Les musulmans ne refusent pas ces bonnes volontés et utilisent les Juifs pour conforter leur avance dans la Péninsule ibérique. Ils savent qu’ils peuvent trouver en eux des alliés fiables tant ils ont été tourmentés par les Wisigoths. Autre raison de la confiance que l’envahisseur accorde aux Juifs : ces derniers sont dénués de toute ambition territoriale et politique. Ils ne veulent que vivre en paix, autrement dit ne plus être opprimés pour leur religion et améliorer leurs conditions d’existence, ce que les musulmans semblent prêts à leur accorder.
Les Juifs et nombre de chrétiens hispano-romains facilitent l’avancée des troupes musulmanes qui, à mesure qu’elles avancent, leur confient les villes conquises. Ainsi, à Cordoue, les Juifs accueillent les musulmans à bras ouverts. Ils sont constitués en milices et armés pour la défense de la ville, un schéma qui va se reproduire en maints endroits.
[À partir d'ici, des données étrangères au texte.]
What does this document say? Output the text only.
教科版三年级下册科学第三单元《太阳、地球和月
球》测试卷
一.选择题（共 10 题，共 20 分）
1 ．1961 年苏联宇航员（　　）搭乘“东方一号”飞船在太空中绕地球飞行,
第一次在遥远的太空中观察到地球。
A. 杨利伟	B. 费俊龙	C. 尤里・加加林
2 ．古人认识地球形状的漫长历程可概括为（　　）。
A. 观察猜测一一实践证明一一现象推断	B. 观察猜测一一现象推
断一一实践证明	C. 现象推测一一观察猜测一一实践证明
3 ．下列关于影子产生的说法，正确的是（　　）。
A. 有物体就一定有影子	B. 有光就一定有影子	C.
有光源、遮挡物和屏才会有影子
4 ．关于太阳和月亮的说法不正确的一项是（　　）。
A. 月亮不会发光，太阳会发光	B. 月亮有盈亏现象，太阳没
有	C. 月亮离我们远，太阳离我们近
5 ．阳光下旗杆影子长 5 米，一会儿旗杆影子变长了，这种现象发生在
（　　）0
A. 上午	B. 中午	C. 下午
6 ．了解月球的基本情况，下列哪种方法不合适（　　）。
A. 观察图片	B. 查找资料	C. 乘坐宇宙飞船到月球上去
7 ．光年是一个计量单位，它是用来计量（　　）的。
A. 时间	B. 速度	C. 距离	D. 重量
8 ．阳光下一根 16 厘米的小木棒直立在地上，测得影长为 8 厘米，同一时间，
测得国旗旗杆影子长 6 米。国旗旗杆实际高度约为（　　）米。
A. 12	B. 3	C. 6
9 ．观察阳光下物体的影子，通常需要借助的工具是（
Lorsqu’il n’y a pas assez de Juifs dans une ville conquise, les musulmans doivent fixer un plus grand nombre de leurs soldats ce qui ralentit leur progression. Les hispano-romains ne sont pas en reste, ils accompagnent les troupes musulmanes dans leur progression et sécurisent leurs arrières comme le font les Juifs.
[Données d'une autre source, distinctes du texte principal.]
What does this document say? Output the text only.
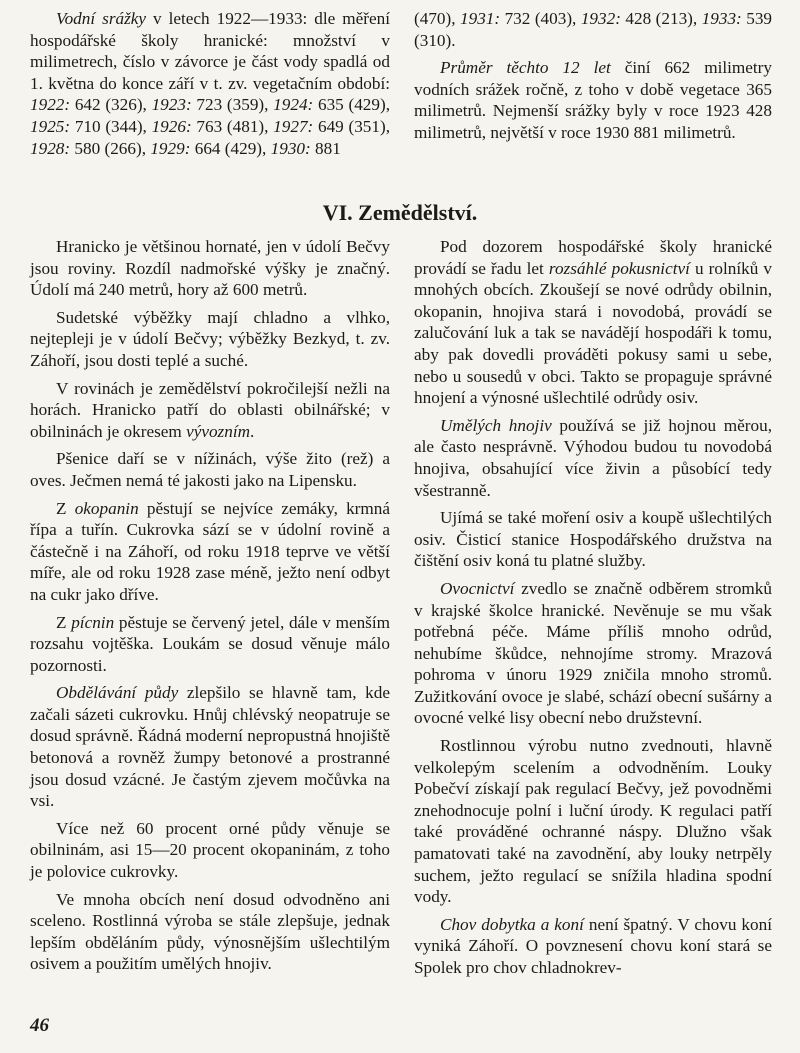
Vodní srážky v letech 1922—1933: dle měření hospodářské školy hranické: množství v milimetrech, číslo v závorce je část vody spadlá od 1. května do konce září v t. zv. vegetačním období: 1922: 642 (326), 1923: 723 (359), 1924: 635 (429), 1925: 710 (344), 1926: 763 (481), 1927: 649 (351), 1928: 580 (266), 1929: 664 (429), 1930: 881

(470), 1931: 732 (403), 1932: 428 (213), 1933: 539 (310).

Průměr těchto 12 let činí 662 milimetry vodních srážek ročně, z toho v době vegetace 365 milimetrů. Nejmenší srážky byly v roce 1923 428 milimetrů, největší v roce 1930 881 milimetrů.

VI. Zemědělství.

Hranicko je většinou hornaté, jen v údolí Bečvy jsou roviny. Rozdíl nadmořské výšky je značný. Údolí má 240 metrů, hory až 600 metrů.

Sudetské výběžky mají chladno a vlhko, nejtepleji je v údolí Bečvy; výběžky Bezkyd, t. zv. Záhoří, jsou dosti teplé a suché.

V rovinách je zemědělství pokročilejší nežli na horách. Hranicko patří do oblasti obilnářské; v obilninách je okresem vývozním.

Pšenice daří se v nížinách, výše žito (rež) a oves. Ječmen nemá té jakosti jako na Lipensku.

Z okopanin pěstují se nejvíce zemáky, krmná řípa a tuřín. Cukrovka sází se v údolní rovině a částečně i na Záhoří, od roku 1918 teprve ve větší míře, ale od roku 1928 zase méně, ježto není odbyt na cukr jako dříve.

Z pícnin pěstuje se červený jetel, dále v menším rozsahu vojtěška. Loukám se dosud věnuje málo pozornosti.

Obdělávání půdy zlepšilo se hlavně tam, kde začali sázeti cukrovku. Hnůj chlévský neopatruje se dosud správně. Řádná moderní nepropustná hnojiště betonová a rovněž žumpy betonové a prostranné jsou dosud vzácné. Je častým zjevem močůvka na vsi.

Více než 60 procent orné půdy věnuje se obilninám, asi 15—20 procent okopaninám, z toho je polovice cukrovky.

Ve mnoha obcích není dosud odvodněno ani sceleno. Rostlinná výroba se stále zlepšuje, jednak lepším obděláním půdy, výnosnějším ušlechtilým osivem a použitím umělých hnojiv.

Pod dozorem hospodářské školy hranické provádí se řadu let rozsáhlé pokusnictví u rolníků v mnohých obcích. Zkoušejí se nové odrůdy obilnin, okopanin, hnojiva stará i novodobá, provádí se zalučování luk a tak se navádějí hospodáři k tomu, aby pak dovedli prováděti pokusy sami u sebe, nebo u sousedů v obci. Takto se propaguje správné hnojení a výnosné ušlechtilé odrůdy osiv.

Umělých hnojiv používá se již hojnou měrou, ale často nesprávně. Výhodou budou tu novodobá hnojiva, obsahující více živin a působící tedy všestranně.

Ujímá se také moření osiv a koupě ušlechtilých osiv. Čisticí stanice Hospodářského družstva na čištění osiv koná tu platné služby.

Ovocnictví zvedlo se značně odběrem stromků v krajské školce hranické. Nevěnuje se mu však potřebná péče. Máme příliš mnoho odrůd, nehubíme škůdce, nehnojíme stromy. Mrazová pohroma v únoru 1929 zničila mnoho stromů. Zužitkování ovoce je slabé, schází obecní sušárny a ovocné velké lisy obecní nebo družstevní.

Rostlinnou výrobu nutno zvednouti, hlavně velkolepým scelením a odvodněním. Louky Pobečví získají pak regulací Bečvy, jež povodněmi znehodnocuje polní i luční úrody. K regulaci patří také prováděné ochranné náspy. Dlužno však pamatovati také na zavodnění, aby louky netrpěly suchem, ježto regulací se snížila hladina spodní vody.

Chov dobytka a koní není špatný. V chovu koní vyniká Záhoří. O povznesení chovu koní stará se Spolek pro chov chladnokrev-

46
Lorsque les musulmans passent de l’autre côté du détroit, de nombreux Juifs vivent en Afrique du Nord, et principalement au Maroc, des Juifs qui ont fui la domination wisigothe. Nombre d’entre eux espèrent retourner dans la Péninsule ibérique avec l’espoir d’une vie malgré tout meilleure après la chute du royaume wisigoth. Les descendants de ces Juifs de la Péninsule ibérique ont hérité de cet espoir, des descendants nés en Afrique du Nord, au Proche-Orient ou au Moyen-Orient. Des Arabes viennent également s’installer dans la Péninsule ibérique et renforcent ainsi la classe dirigeante arabe, les Berbères formant le gros de la troupe. La présence juive devient rapidement considérable dans cette partie du monde. Ce déplacement leur offre un avantage parmi d’autres, celui de reprendre contact avec d’autres centres juifs ; car du temps des Wisigoths, les Juifs de la Péninsule ibérique se trouvaient totalement isolés du reste des Juifs, séparés de Jérusalem et surtout de Babylone, alors véritable centre du judaïsme. Comme du temps de l’Empire romain, l’unité territoriale (cette fois instaurée par les Arabes) va fluidifier les contacts entre les nombreuses communautés juives dispersées sur une aire géographique considérable, des communautés qui ont besoin de ce flux pour ne pas dépérir, au moins spirituellement. La transmission fidèle de copies manuscrites du Talmud élaborées à Babylone est alors essentielle. Ces copies sont acheminées par des commerçants ou des envoyés spécifiquement chargés de les rapporter dans la Péninsule ibérique. Par ailleurs, les communautés juives de la Péninsule ibérique envoient fréquemment des questions aux centres juifs de Babylone, un service généreusement payé par des communautés désireuses de maintenir un lien avec la prestigieuse Babylone, où s’est élaboré le plus élaboré des Talmud, et ainsi se renforcer spirituellement.